5.4 The score reflects that, although there is no evidence of actual harm having occurred, it had the potential to cause loss or have impact.
5.5 The nature and impact scores add up to five and this places the penalty in Band ‘B’, as directed by the Guidance, which indicates a broad penalty bracket of between 0.4% and 1.2% of the firm’s annual domestic turnover.
5.6 We recommend a basic penalty in the middle of the bracket. This is because the firm has implemented a compliant CMRA template form, provided training to its fee earners on the completion of the CMRA, and has employed the ongoing services of an independent compliance firm to assist with its AML control environment.
5.7 The financial penalty is £25,000. This is based on the evidence the firm has provided of its annual domestic turnover and includes a reduction which reflects the mitigation at paragraph 4.2 above, and using our discretion for proportionality reasons.
5.8 The firm does not appear to have made any financial gain or received any other benefit as a result of its conduct. Therefore, no adjustment is necessary to remove this and the amount of the financial penalty is £25,000.
6. Publication
6.1 Rule 9.2 of the SRA Regulatory and Disciplinary Procedure Rules states that any decision under Rule 3.1 or 3.2, including a Financial Penalty, shall be published unless the particular circumstances outweigh the public interest in publication.

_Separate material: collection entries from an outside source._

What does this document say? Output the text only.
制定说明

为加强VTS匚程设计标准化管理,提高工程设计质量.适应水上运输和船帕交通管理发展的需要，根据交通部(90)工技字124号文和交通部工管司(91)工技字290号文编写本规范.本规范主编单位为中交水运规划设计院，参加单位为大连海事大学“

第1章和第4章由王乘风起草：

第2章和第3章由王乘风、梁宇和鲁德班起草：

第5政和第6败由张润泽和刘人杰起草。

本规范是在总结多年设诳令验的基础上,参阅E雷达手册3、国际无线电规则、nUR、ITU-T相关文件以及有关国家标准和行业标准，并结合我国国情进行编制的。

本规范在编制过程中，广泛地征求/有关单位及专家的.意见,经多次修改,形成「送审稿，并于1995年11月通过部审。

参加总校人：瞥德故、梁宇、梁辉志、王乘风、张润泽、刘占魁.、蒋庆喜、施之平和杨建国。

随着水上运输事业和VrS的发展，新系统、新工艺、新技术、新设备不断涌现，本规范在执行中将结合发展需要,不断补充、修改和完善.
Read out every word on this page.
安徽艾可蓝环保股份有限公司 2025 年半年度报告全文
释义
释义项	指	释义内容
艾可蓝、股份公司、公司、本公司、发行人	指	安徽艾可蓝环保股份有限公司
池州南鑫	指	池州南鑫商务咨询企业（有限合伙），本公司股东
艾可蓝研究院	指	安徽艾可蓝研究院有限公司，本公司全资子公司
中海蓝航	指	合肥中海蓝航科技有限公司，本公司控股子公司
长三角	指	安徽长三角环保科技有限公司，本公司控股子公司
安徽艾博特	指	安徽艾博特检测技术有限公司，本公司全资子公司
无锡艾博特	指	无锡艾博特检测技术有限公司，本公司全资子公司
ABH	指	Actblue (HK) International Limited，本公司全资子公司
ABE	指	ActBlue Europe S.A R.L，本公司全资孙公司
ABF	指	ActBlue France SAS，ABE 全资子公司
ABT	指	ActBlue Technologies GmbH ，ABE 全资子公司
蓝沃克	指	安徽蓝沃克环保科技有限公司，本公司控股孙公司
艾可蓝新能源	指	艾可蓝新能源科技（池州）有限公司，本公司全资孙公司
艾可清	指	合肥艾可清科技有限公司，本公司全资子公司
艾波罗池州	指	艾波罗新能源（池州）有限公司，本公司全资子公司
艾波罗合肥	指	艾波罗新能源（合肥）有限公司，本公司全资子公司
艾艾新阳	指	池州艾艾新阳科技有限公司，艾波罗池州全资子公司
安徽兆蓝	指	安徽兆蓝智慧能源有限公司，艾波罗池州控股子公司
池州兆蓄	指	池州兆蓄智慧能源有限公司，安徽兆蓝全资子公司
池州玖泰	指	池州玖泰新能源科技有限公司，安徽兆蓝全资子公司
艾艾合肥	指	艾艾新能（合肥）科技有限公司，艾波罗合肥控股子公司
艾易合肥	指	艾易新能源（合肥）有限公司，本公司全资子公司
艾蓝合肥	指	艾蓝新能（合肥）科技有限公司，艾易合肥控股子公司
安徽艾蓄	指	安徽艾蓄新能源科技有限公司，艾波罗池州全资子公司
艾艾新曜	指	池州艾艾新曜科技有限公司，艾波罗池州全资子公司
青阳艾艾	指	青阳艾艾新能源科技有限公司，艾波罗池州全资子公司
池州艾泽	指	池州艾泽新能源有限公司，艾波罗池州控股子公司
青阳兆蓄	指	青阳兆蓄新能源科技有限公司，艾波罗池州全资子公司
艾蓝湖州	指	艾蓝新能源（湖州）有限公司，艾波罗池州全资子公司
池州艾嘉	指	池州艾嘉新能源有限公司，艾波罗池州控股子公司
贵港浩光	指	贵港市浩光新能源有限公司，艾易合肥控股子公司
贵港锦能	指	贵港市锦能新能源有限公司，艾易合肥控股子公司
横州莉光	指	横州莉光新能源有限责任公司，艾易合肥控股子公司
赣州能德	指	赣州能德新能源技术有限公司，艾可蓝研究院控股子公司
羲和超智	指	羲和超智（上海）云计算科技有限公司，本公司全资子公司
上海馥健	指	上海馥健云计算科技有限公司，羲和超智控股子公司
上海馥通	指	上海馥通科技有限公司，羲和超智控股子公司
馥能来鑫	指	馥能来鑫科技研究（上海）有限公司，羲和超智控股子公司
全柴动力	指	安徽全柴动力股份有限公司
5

6.2 The SRA considers it appropriate that this agreement is published as there are no circumstances that outweigh the public interest in publication and it is in the interest of transparency in the regulatory and disciplinary process.
7. Acting in a way which is inconsistent with this agreement
7.1 The firm agrees that it will not deny the admissions made in this agreement or act in any way which is inconsistent with it.
7.2 If the firm denies the admissions, or acts in a way which is inconsistent with this agreement, the conduct which is subject to this agreement may be considered further by the SRA. That may result in a disciplinary outcome based on the original facts and allegations.
7.3 Acting in a way which is inconsistent with this agreement may also constitute a separate breach of Principles 1, 2 and 5 of the SRA Principles and paragraph 3.2 of the Code of Conduct for Firms.
8. Costs
8.1 Solomon Taylor & Shaw LLP agrees to pay the costs of the SRA's investigation in the sum of £600.